This is a photo of two of my dogs playing. They sound like dinosaurs from Jurassic Park. Patrick (the little blond one) looks and acts as if he is going to kill Anton. He makes a ferocious "mean face" and you do not want to challenge him when he has a tennis ball!
How do I know that this is play?
Anton is not bothered. He continues to engage with Patrick. He is not giving calming signals (lip licking, lifting a paw, looking away), or leaving the room.
There is no blood. Nobody gets hurt.
Between attacks the dogs stop, pant, and wag their tails at each other.
They look scary. They sound scary (mostly Patrick).

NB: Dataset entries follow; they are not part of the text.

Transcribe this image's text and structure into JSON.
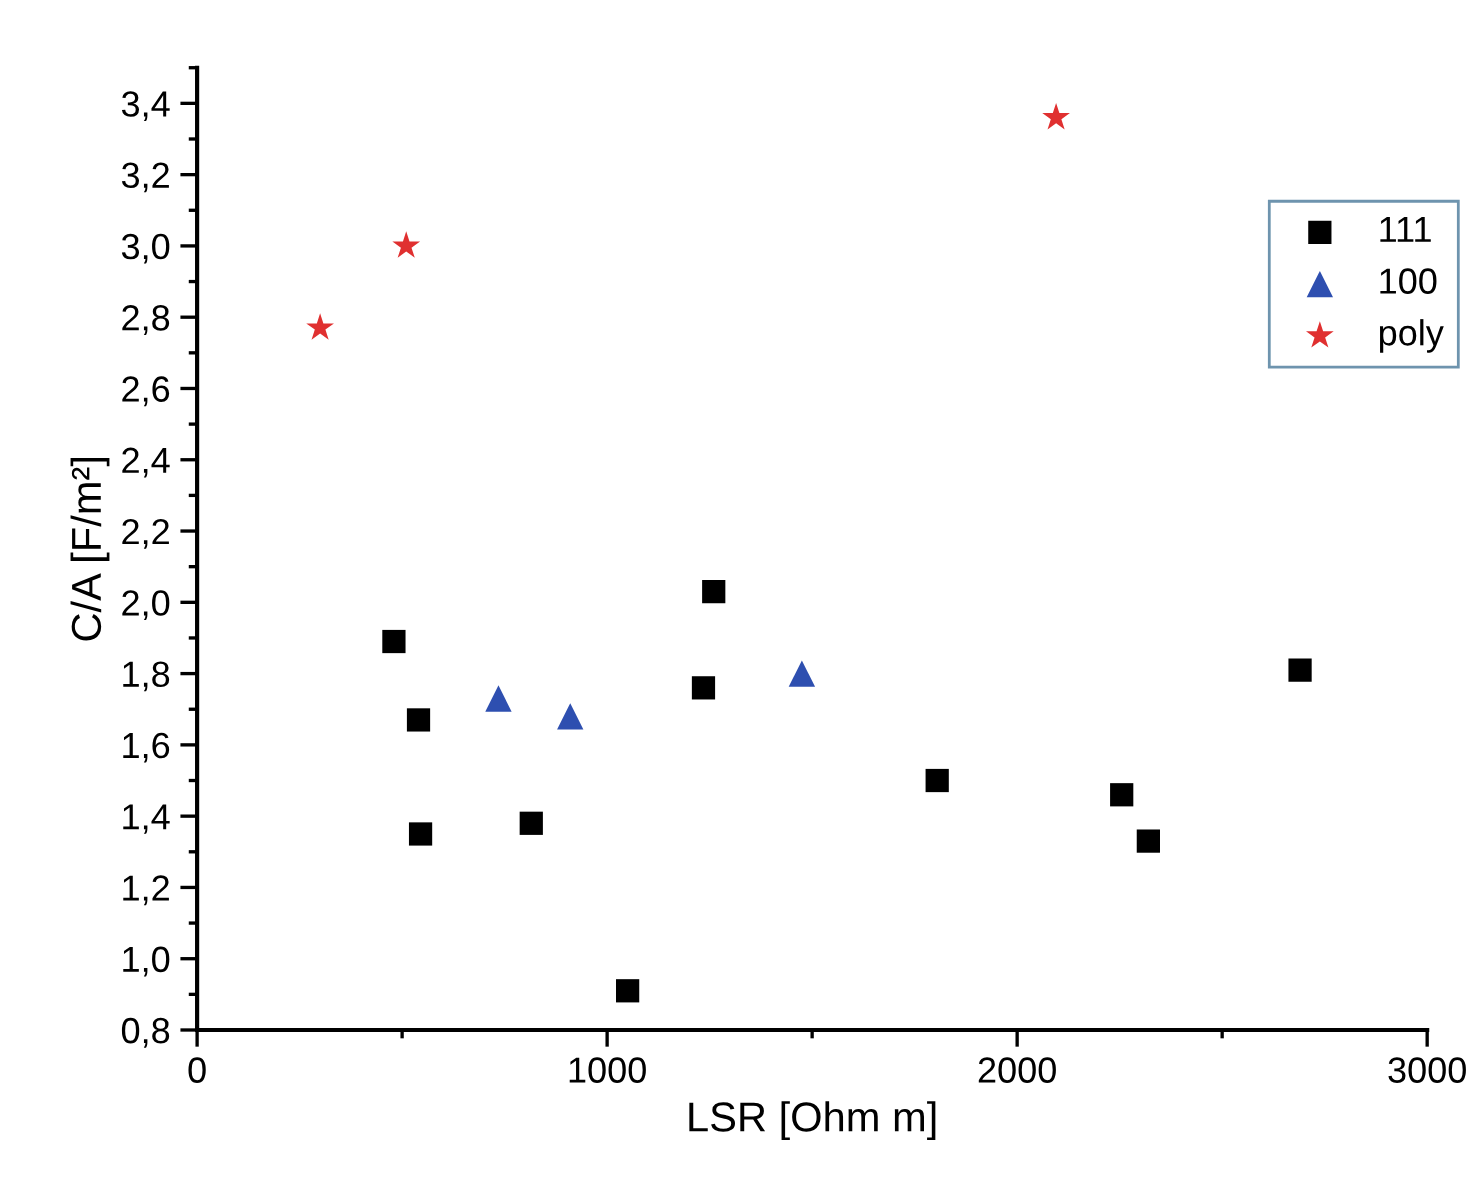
{
  "chart_data": {
    "type": "scatter",
    "xlabel": "LSR [Ohm m]",
    "ylabel": "C/A [F/m²]",
    "xlim": [
      0,
      3000
    ],
    "xticks": [
      0,
      1000,
      2000,
      3000
    ],
    "ylim": [
      0.8,
      3.5
    ],
    "yticks": [
      {
        "value": 0.8,
        "label": "0,8"
      },
      {
        "value": 1.0,
        "label": "1,0"
      },
      {
        "value": 1.2,
        "label": "1,2"
      },
      {
        "value": 1.4,
        "label": "1,4"
      },
      {
        "value": 1.6,
        "label": "1,6"
      },
      {
        "value": 1.8,
        "label": "1,8"
      },
      {
        "value": 2.0,
        "label": "2,0"
      },
      {
        "value": 2.2,
        "label": "2,2"
      },
      {
        "value": 2.4,
        "label": "2,4"
      },
      {
        "value": 2.6,
        "label": "2,6"
      },
      {
        "value": 2.8,
        "label": "2,8"
      },
      {
        "value": 3.0,
        "label": "3,0"
      },
      {
        "value": 3.2,
        "label": "3,2"
      },
      {
        "value": 3.4,
        "label": "3,4"
      }
    ],
    "grid": false,
    "legend": "top right",
    "series": [
      {
        "name": "111",
        "color": "#000000",
        "marker": "square",
        "x": [
          480,
          540,
          545,
          815,
          1050,
          1235,
          1260,
          1805,
          2255,
          2320,
          2690
        ],
        "values": [
          1.89,
          1.67,
          1.35,
          1.38,
          0.91,
          1.76,
          2.03,
          1.5,
          1.46,
          1.33,
          1.81
        ]
      },
      {
        "name": "100",
        "color": "#2e4fb0",
        "marker": "triangle",
        "x": [
          735,
          910,
          1475
        ],
        "values": [
          1.73,
          1.68,
          1.8
        ]
      },
      {
        "name": "poly",
        "color": "#e03030",
        "marker": "star",
        "x": [
          300,
          510,
          2095
        ],
        "values": [
          2.77,
          3.0,
          3.36
        ]
      }
    ]
  }
}
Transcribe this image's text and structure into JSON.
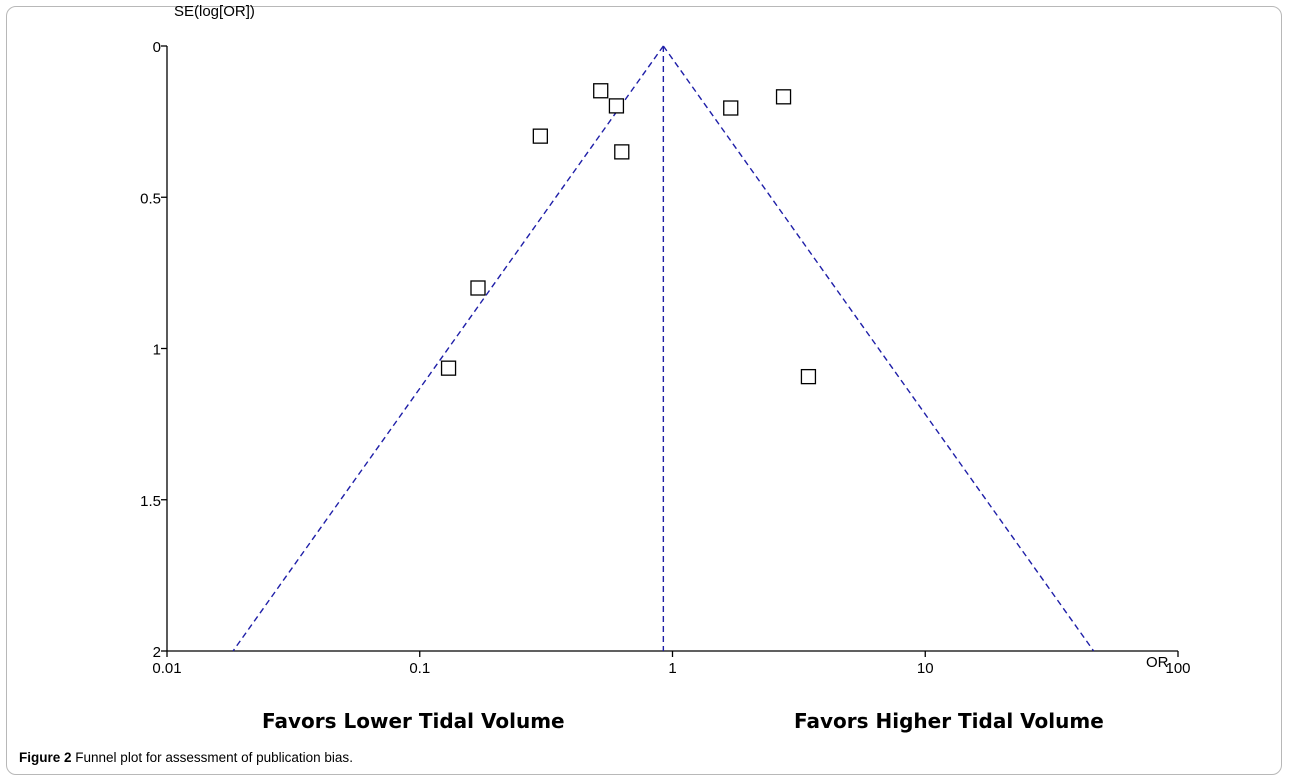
{
  "chart_data": {
    "type": "scatter",
    "title": "",
    "xlabel": "OR",
    "ylabel": "SE(log[OR])",
    "x_scale": "log",
    "xlim": [
      0.01,
      100
    ],
    "ylim": [
      0,
      2
    ],
    "y_inverted": true,
    "x_ticks": [
      0.01,
      0.1,
      1,
      10,
      100
    ],
    "x_tick_labels": [
      "0.01",
      "0.1",
      "1",
      "10",
      "100"
    ],
    "y_ticks": [
      0,
      0.5,
      1,
      1.5,
      2
    ],
    "y_tick_labels": [
      "0",
      "0.5",
      "1",
      "1.5",
      "2"
    ],
    "grid": false,
    "marker": "open-square",
    "points": [
      {
        "or": 0.52,
        "se": 0.148
      },
      {
        "or": 0.6,
        "se": 0.198
      },
      {
        "or": 0.3,
        "se": 0.298
      },
      {
        "or": 0.63,
        "se": 0.35
      },
      {
        "or": 0.17,
        "se": 0.8
      },
      {
        "or": 0.13,
        "se": 1.065
      },
      {
        "or": 1.7,
        "se": 0.205
      },
      {
        "or": 2.75,
        "se": 0.168
      },
      {
        "or": 3.45,
        "se": 1.093
      }
    ],
    "pooled_or": 0.92,
    "funnel_line_color": "#1f1fa8"
  },
  "annotations": {
    "left_label": "Favors Lower Tidal Volume",
    "right_label": "Favors Higher Tidal Volume"
  },
  "caption": {
    "label": "Figure 2",
    "text": "Funnel plot for assessment of publication bias"
  }
}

Sometimes when they play I feel my body becoming alarmed at the savagery of their engagement, and I have to remind myself that this is how dogs play. Playing this hard and with this intense level of activity and interaction is important for their mental health.
Studying resources like Brenda Aloff's Canine Body Language and Turid Rugaas' Calming Signals helped teach me the difference between battle and play. I read those books when I had two terriers who were trying to kill each other (well, at least Ariel was trying to kill Tootsie). These are necessities for any dog owner, and particularly for people who rescue, people with multiple dogs, and people whose dog ever has to interact with another dog (say, passing another dog while out for a walk).
The value of playing this hard wtihout reserve reduces their frustration at having to live in a home with humans, adhering to human rules. It's just like when we hang out with our best friends, when we can totally be ourselves without moderating our own behavior. We like other people better after that kind of relaxation.